I am in a bathtub, it is pearly white and shiny. The edges fold over like lips and it stands on four golden feet. I sit with my back against a golden water spout. To my left there is a large window that I can touch. Bright sunlight shines through and I cannot look out without blinding myself. The other three walls are made of wood and they have gaping holes in them. I look through the holes and I see people everywhere, I recognize many of them as they run by. They are in chaos, fighting a war and dying. I see everything and hear nothing. On the ground around the bathtub there are shards of glass and metal and wood. Shrapnel from explosions. In the bathtub I am fully clothed and soaking wet. I am crying, I feel my body choosing fight over flight. With me in the bathtub there is a baby. With the support of my hands the baby is calmly floating in crystal clear cool water. I rinse the child with the water, cradling them close to my body now, soothing and reassuring them that everything will be all right. But I am surrounded by strange and violent white men. I have never seen them before but they are nothing new to me at all. They claw and snarl at me, their bodies aggressively flailing about, they are trying to reach the baby. The energy radiating off of them is powerful and terrifying at the same time. I cannot say I have ever felt fear like I did in this vision. But I am untouchable in this bathtub, so I continue to rinse the child. My vision ends here.
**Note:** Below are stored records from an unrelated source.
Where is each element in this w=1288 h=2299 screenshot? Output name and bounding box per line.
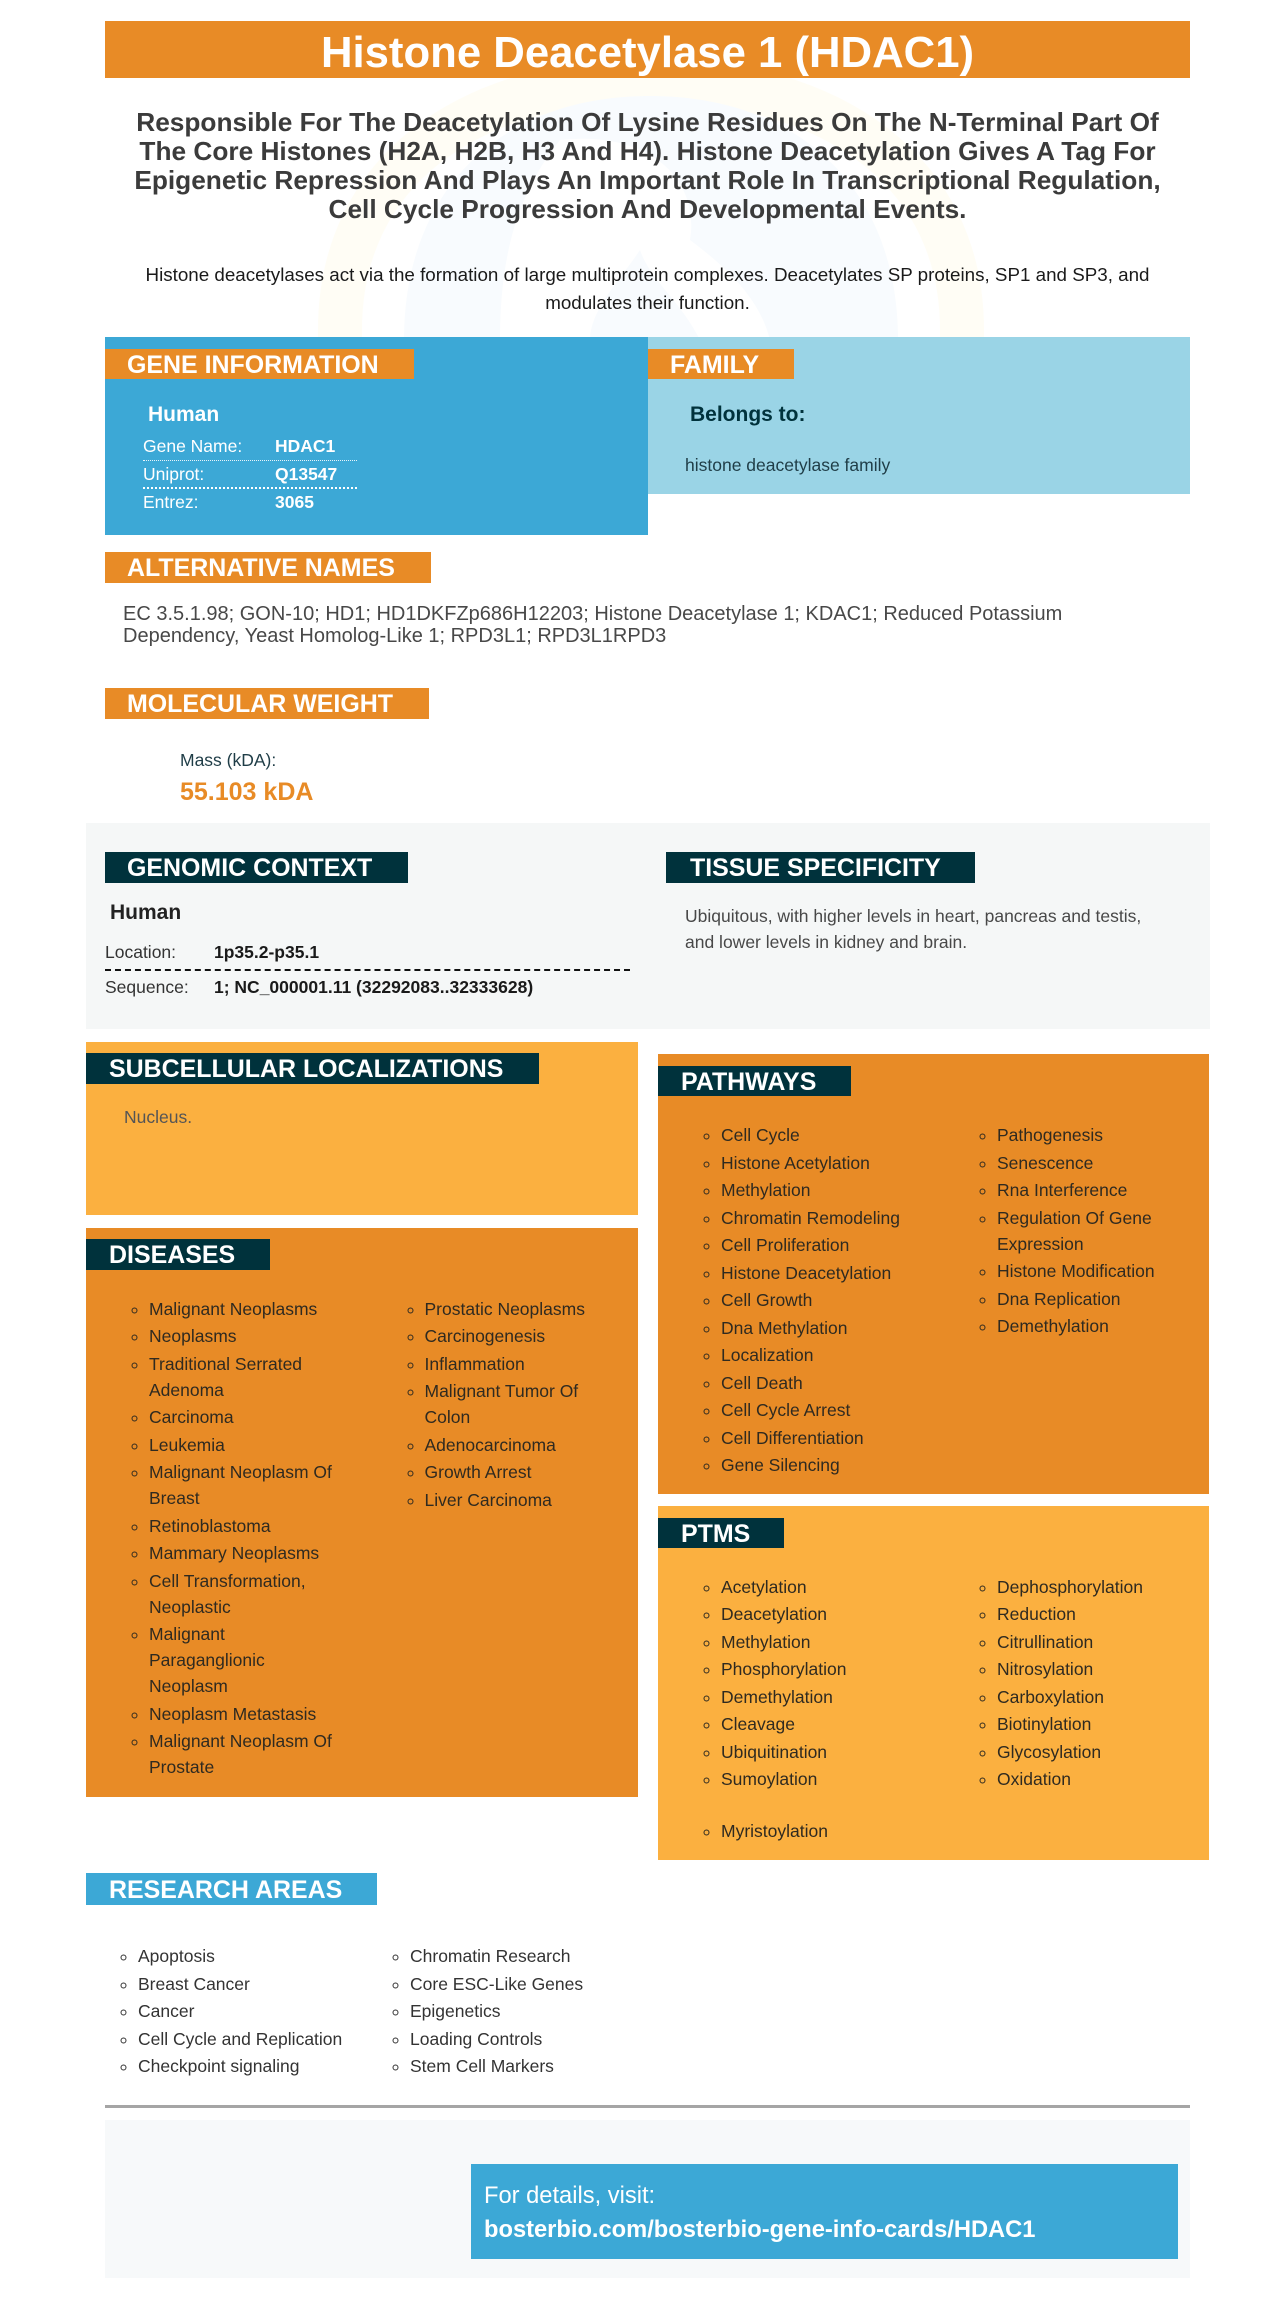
- heading: family: [648, 349, 794, 379]
- list: diseases column 1: Traditional Serrated: [149, 1354, 302, 1374]
- list: diseases column 2: [408, 1298, 585, 1510]
- list: ptms column 1: Myristoylation: [721, 1821, 828, 1841]
- heading: diseases: [86, 1239, 270, 1270]
- list: ptms column 1: Methylation: [721, 1632, 810, 1652]
- list: diseases column 2: Malignant Tumor Of: [424, 1381, 578, 1401]
- tissue specificity text: [685, 906, 1141, 952]
- heading: tissue specificity: TISSUE SPECIFICITY: [690, 854, 941, 882]
- panel: gene information: [105, 337, 648, 535]
- list: diseases column 1: Leukemia: [149, 1434, 225, 1454]
- list: pathways column 1: Cell Cycle: [721, 1125, 800, 1145]
- list: pathways column 1: Methylation: [721, 1180, 810, 1200]
- panel: pathways: [658, 1054, 1209, 1494]
- gene identifiers table: Entrez:: [143, 492, 198, 512]
- gene identifiers table: 3065: [275, 492, 314, 512]
- belongs to label: Belongs to:: [690, 403, 806, 426]
- gene identifiers table: Uniprot:: [143, 464, 204, 484]
- list: pathways column 2: Senescence: [997, 1152, 1093, 1172]
- sequence row: 1; NC_000001.11 (32292083..32333628): [214, 977, 533, 997]
- heading: molecular weight: MOLECULAR WEIGHT: [127, 690, 393, 718]
- list: diseases column 1: Malignant: [149, 1624, 225, 1644]
- panel: genomic context and tissue specificity: [86, 823, 1210, 1029]
- list: diseases column 2: Growth Arrest: [424, 1462, 531, 1482]
- list: pathways column 2: Histone Modification: [997, 1261, 1155, 1281]
- list: pathways column 1: Cell Differentiation: [721, 1428, 864, 1448]
- heading: ptms: PTMS: [681, 1520, 750, 1548]
- list: diseases column 1: Retinoblastoma: [149, 1516, 271, 1536]
- list: research areas column 2: [392, 1946, 583, 2076]
- list: ptms column 2: Oxidation: [997, 1769, 1071, 1789]
- list: diseases column 1: Cell Transformation,: [149, 1570, 306, 1590]
- list: diseases column 1: Adenoma: [149, 1380, 224, 1400]
- background watermark: [318, 78, 984, 337]
- list: pathways column 2: Regulation Of Gene: [997, 1208, 1152, 1228]
- list: diseases column 1: Neoplasm Metastasis: [149, 1704, 316, 1724]
- localization text: Nucleus.: [124, 1107, 192, 1127]
- panel: ptms: [658, 1506, 1209, 1860]
- heading: research areas: RESEARCH AREAS: [109, 1876, 342, 1904]
- subtitle: Epigenetic Repression And Plays An Important Role In Transcriptional Regulation,: [134, 165, 1161, 195]
- list: ptms column 2: Carboxylation: [997, 1686, 1104, 1706]
- gene identifiers table: HDAC1: [275, 436, 335, 456]
- list: pathways column 2: Pathogenesis: [997, 1125, 1103, 1145]
- list: pathways column 2: Rna Interference: [997, 1180, 1127, 1200]
- location row: [105, 942, 319, 962]
- list: research areas column 1: Cell Cycle and Replication: [138, 2028, 342, 2048]
- list: diseases column 2: Liver Carcinoma: [424, 1490, 552, 1510]
- list: diseases column 2: Carcinogenesis: [424, 1326, 545, 1346]
- sequence row: Sequence:: [105, 977, 189, 997]
- panel: molecular weight: [105, 688, 429, 806]
- list: diseases column 1: Mammary Neoplasms: [149, 1543, 319, 1563]
- list: research areas column 1: [120, 1946, 342, 2076]
- list: diseases column 1: Carcinoma: [149, 1407, 234, 1427]
- list: research areas column 1: Cancer: [138, 2001, 194, 2021]
- list: diseases column 1: Prostate: [149, 1757, 214, 1777]
- list: diseases column 1: Neoplasm: [149, 1676, 228, 1696]
- heading: pathways: PATHWAYS: [681, 1068, 816, 1096]
- list: diseases column 2: Inflammation: [424, 1354, 525, 1374]
- heading: diseases: DISEASES: [109, 1241, 235, 1269]
- mass label: Mass (kDA):: [180, 750, 276, 770]
- mass value: 55.103 kDA: [180, 778, 313, 806]
- panel: footer: [105, 2120, 1190, 2278]
- list: research areas column 1: Checkpoint signaling: [138, 2056, 300, 2076]
- list: pathways column 2: Demethylation: [997, 1316, 1109, 1336]
- list: pathways column 1: [704, 1125, 900, 1475]
- species label: Human: [148, 403, 219, 426]
- list: ptms column 1: Demethylation: [721, 1686, 833, 1706]
- list: pathways column 2: [980, 1125, 1155, 1336]
- gene identifiers table: [143, 436, 357, 512]
- list: research areas column 2: Loading Controls: [410, 2028, 542, 2048]
- list: pathways column 2: Dna Replication: [997, 1288, 1121, 1308]
- summary paragraph: Histone deacetylases act via the formation of large multiprotein complexes. Deacetylates SP proteins, SP1 and SP3, and: [146, 264, 1149, 285]
- gene identifiers table: Gene Name:: [143, 436, 242, 456]
- list: research areas column 1: Apoptosis: [138, 1946, 215, 1966]
- list: research areas column 2: Chromatin Research: [410, 1946, 570, 1966]
- list: research areas column 1: Breast Cancer: [138, 1974, 250, 1994]
- list: research areas column 2: Core ESC-Like Genes: [410, 1974, 583, 1994]
- list: diseases column 1: Malignant Neoplasm Of: [149, 1731, 332, 1751]
- subtitle: The Core Histones (H2A, H2B, H3 And H4). Histone Deacetylation Gives A Tag For: [139, 136, 1156, 166]
- panel: research areas: [86, 1873, 583, 2076]
- list: pathways column 1: Dna Methylation: [721, 1318, 847, 1338]
- heading: pathways: [658, 1066, 851, 1096]
- subtitle: Responsible For The Deacetylation Of Lysine Residues On The N-Terminal Part Of: [136, 107, 1159, 137]
- heading: family: FAMILY: [670, 351, 759, 379]
- list: pathways column 1: Localization: [721, 1345, 813, 1365]
- heading: genomic context: GENOMIC CONTEXT: [127, 854, 372, 882]
- panel: subcellular localizations: [86, 1042, 638, 1215]
- tissue specificity text: Ubiquitous, with higher levels in heart, pancreas and testis,: [685, 906, 1141, 926]
- title banner: Histone Deacetylase 1 (HDAC1): [321, 28, 974, 77]
- list: diseases column 1: Neoplasms: [149, 1326, 237, 1346]
- location row: 1p35.2-p35.1: [214, 942, 319, 962]
- tissue specificity text: and lower levels in kidney and brain.: [685, 932, 967, 952]
- list: ptms column 1: Cleavage: [721, 1714, 795, 1734]
- list: ptms column 2: Biotinylation: [997, 1714, 1091, 1734]
- list: pathways column 1: Histone Acetylation: [721, 1152, 870, 1172]
- heading: alternative names: ALTERNATIVE NAMES: [127, 554, 395, 582]
- heading: subcellular localizations: SUBCELLULAR LOCALIZATIONS: [109, 1055, 503, 1083]
- list: ptms column 2: Citrullination: [997, 1632, 1093, 1652]
- list: pathways column 1: Cell Growth: [721, 1290, 812, 1310]
- heading: gene information: GENE INFORMATION: [127, 351, 379, 379]
- list: ptms column 1: Deacetylation: [721, 1604, 827, 1624]
- panel: family: [648, 337, 1190, 494]
- alternative names text: Dependency, Yeast Homolog-Like 1; RPD3L1; RPD3L1RPD3: [123, 625, 666, 647]
- list: ptms column 1: Ubiquitination: [721, 1742, 827, 1762]
- panel: alternative names: [105, 552, 1062, 647]
- location row: Location:: [105, 942, 176, 962]
- list: pathways column 1: Cell Death: [721, 1372, 803, 1392]
- list: research areas column 2: Stem Cell Markers: [410, 2056, 554, 2076]
- family value: histone deacetylase family: [685, 455, 890, 475]
- list: diseases column 1: Neoplastic: [149, 1596, 231, 1616]
- subtitle: Cell Cycle Progression And Developmental Events.: [328, 194, 966, 224]
- list: ptms column 2: Dephosphorylation: [997, 1576, 1143, 1596]
- callout: details link: For details, visit:: [484, 2183, 655, 2209]
- summary paragraph: modulates their function.: [545, 292, 750, 313]
- list: diseases column 1: [132, 1298, 332, 1777]
- list: ptms column 1: [704, 1576, 846, 1841]
- list: diseases column 1: Paraganglionic: [149, 1650, 265, 1670]
- list: diseases column 2: Adenocarcinoma: [424, 1434, 556, 1454]
- list: ptms column 1: Phosphorylation: [721, 1659, 846, 1679]
- list: diseases column 2: Colon: [424, 1407, 470, 1427]
- summary paragraph: [146, 264, 1149, 313]
- callout: details link: bosterbio.com/bosterbio-gene-info-cards/HDAC1: [484, 2217, 1035, 2243]
- list: pathways column 2: Expression: [997, 1234, 1084, 1254]
- list: ptms column 1: Acetylation: [721, 1576, 807, 1596]
- list: pathways column 1: Cell Proliferation: [721, 1235, 849, 1255]
- list: research areas column 2: Epigenetics: [410, 2001, 500, 2021]
- list: ptms column 2: Glycosylation: [997, 1742, 1101, 1762]
- subtitle: [134, 107, 1161, 224]
- list: pathways column 1: Chromatin Remodeling: [721, 1208, 900, 1228]
- list: ptms column 2: Nitrosylation: [997, 1659, 1093, 1679]
- title banner: [105, 21, 1190, 78]
- alternative names text: EC 3.5.1.98; GON-10; HD1; HD1DKFZp686H12203; Histone Deacetylase 1; KDAC1; Reduced Potassium: [123, 603, 1062, 625]
- list: diseases column 2: Prostatic Neoplasms: [424, 1298, 585, 1318]
- list: ptms column 2: [980, 1576, 1143, 1789]
- alternative names text: [123, 603, 1062, 647]
- panel: diseases: [86, 1228, 638, 1797]
- species label: Human: [110, 901, 181, 924]
- list: pathways column 1: Histone Deacetylation: [721, 1262, 891, 1282]
- gene identifiers table: Q13547: [275, 464, 337, 484]
- callout: details link: [471, 2164, 1178, 2259]
- list: diseases column 1: Malignant Neoplasm Of: [149, 1462, 332, 1482]
- list: pathways column 1: Gene Silencing: [721, 1455, 840, 1475]
- heading: ptms: [658, 1518, 784, 1548]
- list: ptms column 1: Sumoylation: [721, 1769, 817, 1789]
- list: diseases column 1: Malignant Neoplasms: [149, 1298, 317, 1318]
- list: diseases column 1: Breast: [149, 1488, 200, 1508]
- list: pathways column 1: Cell Cycle Arrest: [721, 1400, 850, 1420]
- list: ptms column 2: Reduction: [997, 1604, 1076, 1624]
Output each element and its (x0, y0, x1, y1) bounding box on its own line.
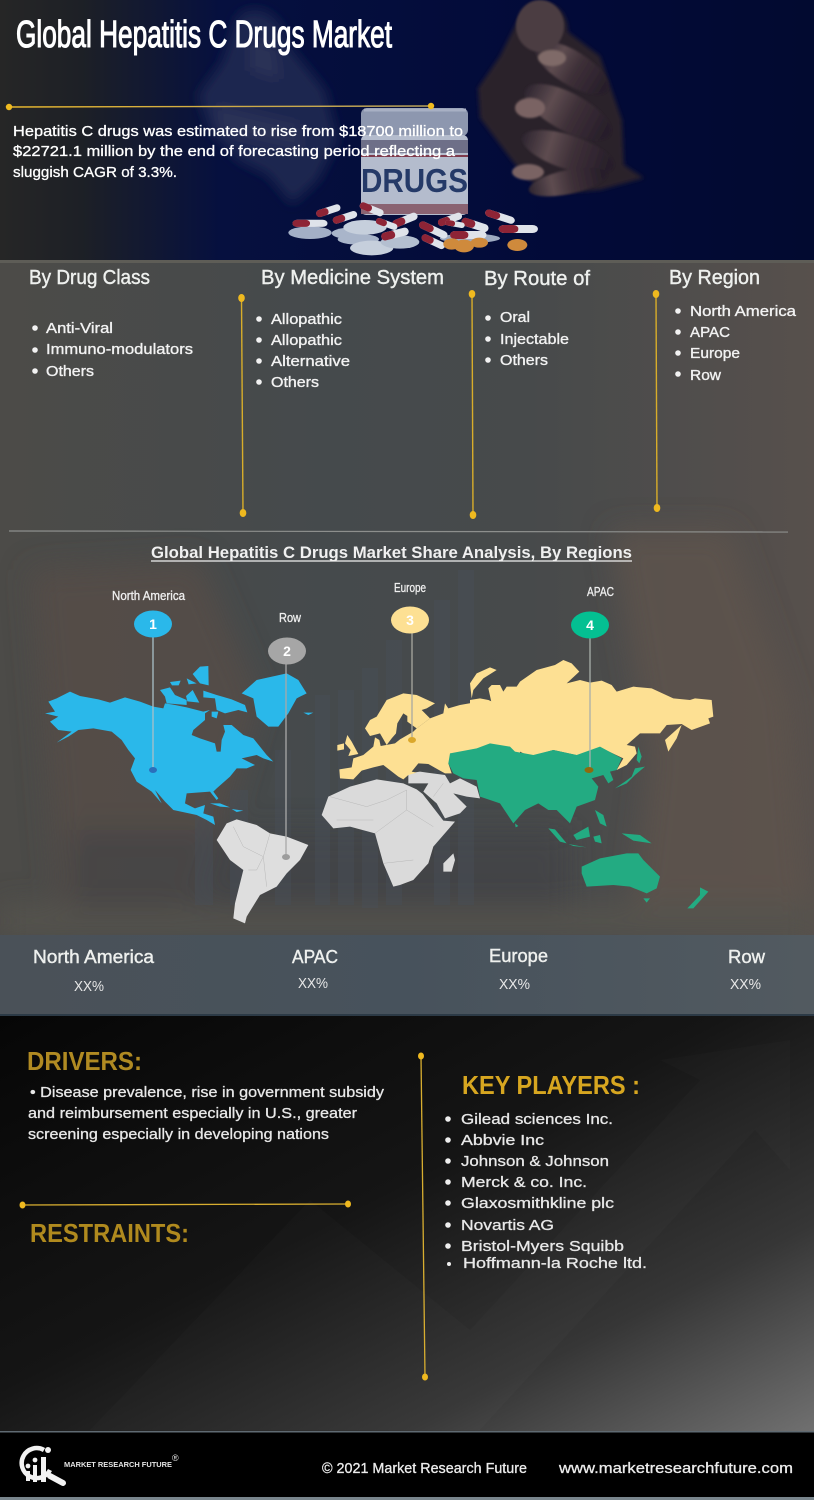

Tragedy is generations of family violence unnamed and silent. Tragedy is anger and rage channeled violently inward at ourselves and outward into the exact cycles we are so desperately trying to escape from. Tragedy is creating life and welcoming it with trauma. Tragedy is the self destruction that follows. I want to be tragedy transformed. I want to be the tragedy that breaks wide open and spills trauma loudly. I want to rinse abuse out of my future. I want the looming family legacy of violence to end at me. I want the past to keep its hands away from the future. I want love that is inviolable, resistant, crystal clear. Two or three things I know for sure, and one is that crazy runs in my family and this time it is running away from its destined path and toward a vision I once had of being untouchable.